Aspettare o agire? Il luogo dell’attesa di Theodor Geisel

Edward Hopper, Nottambuli, 1942. Edward Hopper, Nottambuli, 1942.

La scorsa settimana abbiamo parlato della difficoltà di scegliere in una poesia scritta con un intento scherzoso, ma che è stata presa molto sul serio (se ve la siete persa, la trovate qui). Oggi, per rimanere in argomento, vorrei parlare di un’altra poesia che affronta il tema della scelta, con un tono leggero e quasi da filastrocca, anche se in realtà sotto un aspetto innocuo si cela il ritratto di uno dei luoghi dove prima o poi quasi tutti ci sentiamo intrappolati: quello dell’attesa senza riserve.


da Theodor Geisel, Oh, i posti dove andrai!

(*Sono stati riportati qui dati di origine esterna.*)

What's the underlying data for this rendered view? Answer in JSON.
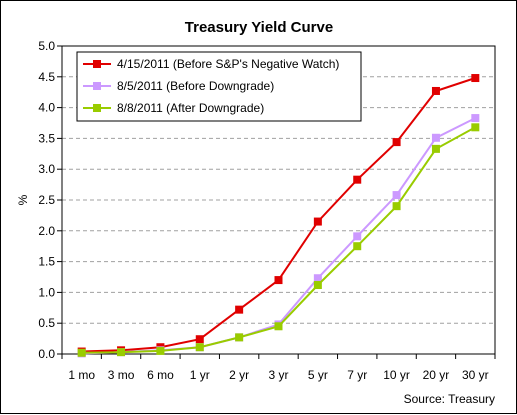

Quando ti trovi in un periodo buio,
c’è poco da restare allegri. […]
Arriverai in un posto dove le strade non sono segnate.
Alcune finestre sono illuminate. Ma la maggior parte sono oscurate. […]
Osi stare fuori? Osi entrare?
Quanto puoi perdere? Quanto puoi guadagnare?

E se entri, gireresti a sinistra o a destra…
o a destra e tre quarti? O, forse, né quella né questa? […]
Potresti confonderti al punto
da iniziare una volata
a rotta di collo per una strada dirupata
e sfacchinerai per miglia attraverso una strana area disabitata,
dirigendoti, temo, verso una zona desolata.
Quella dell’attesa incondizionata…

… per gente che attende.
Attende che un treno parta
o che un autobus arrivi, o che un aereo parta
o che la posta arrivi, o che la pioggia smetta
o che il telefono squilli, o che la neve cada in fretta […]
C’è solo gente che aspetta.

Aspetta che un pesce abbocchi
o che il vento sollevi gli aquiloni […]
o un filo di lustrini, o un paio di pantaloni
o una parrucca coi ricciolini, o altre occasioni.


Questi versi sono tratti da un libro illustrato per ragazzi, che in America è molto popolare soprattutto come regalo per i diplomati. Il testo da cui è tratta è molto più lungo e ha un taglio ottimista, termina con un’esortazione all’esplorazione e con la certezza che il ragazzo destinatario della poesia riuscirà ad abbandonare il luogo dell’attesa e a proseguire oltre, verso un futuro brillante.

Io mi sono fermata qui non perché sono contraria alle conclusioni felici, ma perché adesso mi interessava la descrizione del luogo dell’attesa. Nonostante l’apparente facilità e immediatezza, infatti, la trovo adatta non solo ad un ragazzo, ma anche – e forse di più – ad un adulto. Quello dell’attesa, infatti, è un posto dove si va a finire quasi tutti, prima o poi, o per scelta – o per meglio dire perché non riusciamo a scegliere – o per costrizione, e a me piace pensare a queste parole come ad un monito contro il rischio di rimanere intrappolati in una vita di attesa se non si ha il coraggio di scegliere.